The PC Industry Takes a Road Trip

Carl Weinschenk

There is heartening and interesting news on the PC sales front.


The good news is that sales are rebounding from the depths of the recession. It's not surprising that portable devices are driving the rebound. But, coupled with the end of the bad economic times, this is as good a time as any to recognize that the PC industry is fundamentally changed.


IDC reports that in 2010, the PC industry will enter a five-year period of double-digit growth. This year worldwide growth will be 12.6 percent greater than 2009 and will reach 333.2 million units. It predicts growth rates between 13.9 percent and 11.3 percent will follow for the next four years.


It's important to note the strength of laptops and other mobile devices segments. Says the TechWeb story discussing the findings:

Driving the increase will be portable PCs, which are expected to account for 70% of the global market by 2012. Meanwhile, desktop PCs will see only slightly positive yearly growth through 2014, with declining shipments in all regions except Asia/Pacific, excluding Japan.

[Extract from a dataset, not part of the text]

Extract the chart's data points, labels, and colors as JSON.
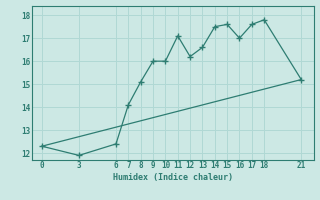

IDC points out that revenue recovery will be slower. That makes sense, since laptops and netbooks are cheaper than desktops. It also suggests that vendors have to get used to the volume-over-unit-cost strategies over the long haul.

Gartner released numbers two weeks ago that also are optimistic. It projects that 366.1 million PCs will ship this year, which would be 19.7 percent more than the 305.8 million that moved globally in 2009. Spending is thought likely to advance 12.2 percent and reach $245 billion. That is a big leap from the firm's December forecast, which saw an increase of 13.3 percent in shipments and 1.9 percent higher revenues.

Gartner also sees mobile growth as the driver. Said research director George Shiffler:

We expect mobile PCs to drive 90 percent of PC growth over the next three years. In 2009, mobile PCs accounted for 55 percent of all PC shipments; by 2012, we expect mobile PCs to account for nearly 70 percent of shipments.

The extent of growth of mobile computers is illustrated by iSuppli's finding that Acer "came within a hair's breadth" of displacing Dell and claiming second spot, after HP, in the worldwide PC market. Acer-which features mobility-expanded by 21 percent in 2009. In raw numbers, the expansion was 31.8 million units, to 38.485 million. Dell dropped 9.9 percent. The vendor-the denizen of the the Top 10 that declined-saw shipments shrink from 43.3 million in 2008 to 38.959 million last year. HP retained the top spot with 59.62 million units shipped, a 19.7 percent market share. Its growth was 7.4 percent.


As the long recession finally ends, demand increases and slick new devices continue to appear, the numbers will become even more weighted toward mobile computing. Not a surprise -- but certain something to acknowledge.